The Callisto Protocol looks so lifelike, even the eyeballs are ray-traced


Striking Distance Studios wants The Callisto Protocol to look so realistic that even its characters’ eyeballs will root you in the game’s body horror.

Speaking to TechRadar Gaming at Gamescom 2022, chief technical officer Mark James said The Callisto Protocol has been developed with maximum realism in mind. The team made it a priority to create the most convincing characters possible by trying to render them at an unparalleled level of detail.

“Our characters are the most realistic characters you'll see in a game,” says James. “So much so, that when we first showed our game, everybody thought it was pre-rendered. We were like, 'No, this is how our character looks. This is how Josh [Duhamel, the actor behind the game’s main character] looks'.

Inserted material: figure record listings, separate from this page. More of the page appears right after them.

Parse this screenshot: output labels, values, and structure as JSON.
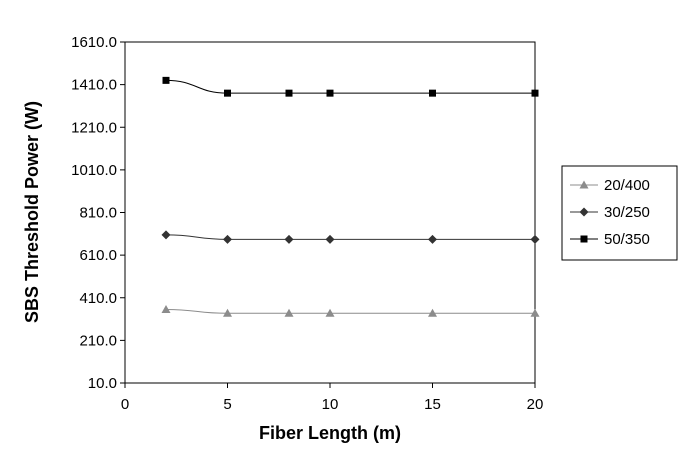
{
  "chart_data": {
    "type": "line",
    "xlabel": "Fiber Length (m)",
    "ylabel": "SBS Threshold Power (W)",
    "xlim": [
      0,
      20
    ],
    "ylim": [
      10,
      1610
    ],
    "xticks": [
      "0",
      "5",
      "10",
      "15",
      "20"
    ],
    "yticks": [
      "10.0",
      "210.0",
      "410.0",
      "610.0",
      "810.0",
      "1010.0",
      "1210.0",
      "1410.0",
      "1610.0"
    ],
    "grid": false,
    "legend_position": "right",
    "x": [
      2,
      5,
      8,
      10,
      15,
      20
    ],
    "series": [
      {
        "name": "20/400",
        "marker": "triangle",
        "color": "#8c8c8c",
        "values": [
          355,
          337,
          337,
          337,
          337,
          337
        ]
      },
      {
        "name": "30/250",
        "marker": "diamond",
        "color": "#333333",
        "values": [
          705,
          684,
          684,
          684,
          684,
          684
        ]
      },
      {
        "name": "50/350",
        "marker": "square",
        "color": "#000000",
        "values": [
          1430,
          1370,
          1370,
          1370,
          1370,
          1370
        ]
      }
    ]
  }
}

“We've got a full scan, even down to ray-traced reflections for the eyeballs. So if you look into the [character’s] eyes in our game, you can see their reflected optics. It’s a really tiny detail, but it's those tiny details that actually are so important to our game.”

Go for the eyes

Jacob Lee in The Callisto Protocol firing a gun at a two-headed human mutant

(Image credit: Striking Distance Studios)

To create such precise optical details, the team meticulously modeled light reflections at every angle. By rotating lights around the game's character models, they could accurately recreate those bounce properties in the character’s eyes, even accounting for changes in direction and type of light source.

“Our rendering guy, Jorge Jiminez, used to send round photos of Josh and the digital render [of the game's main character], and he would get people to guess [which was which]. If people thought there was any difference, he then worked on that area. It's so important to us that that realism is in our game.”

Painstakingly rendering character eyeballs served a greater purpose than just supporting the graphical fidelity of each character. James reckons creating convincing faces is essential to selling the realism of The Callisto Protocol’s wider world.

“It brings a connection to the player that you don't normally get,” he said. “So much of our brain is associated with seeing faces, more than the rest of the world around us because we have to read faces every day. 

“If realism doesn't exist in the faces, then you start to not believe the realism in the rest of the world. We really wanted to concentrate on where you spend the most brain power in assessing an image.”

The Callisto Protocol

(Image credit: Striking Distance Studios)

Convincing character faces are also key to underpinning the horror that sits at the heart of The Callisto Protocol. Each enemy in the game is a grotesque mutated human, and James says that players must recognize that – see the remnants of humanity that exist within them – to truly fear them. 

“You can still see a face in our enemies,” he said. “You can still see that they're disjointed; mutated in a way that's natural.” 

“We want to base all of our mutations and our body horror around this grounded reality – what would happen if an arm grew twice the size, or a chest opened up.

“Our enemies aren't the undead, they aren't aliens, they're mutated humans. So we want to show that grounding – they're still recognizable as humans – and also that connection, so you're not just dispensing with these things that used to be human. They’re your fellow prisoners and guards.”

The Callisto Protocol is set to release on December 2. It’ll be coming to PS5, PS4, Xbox Series X|S, Xbox One and PC.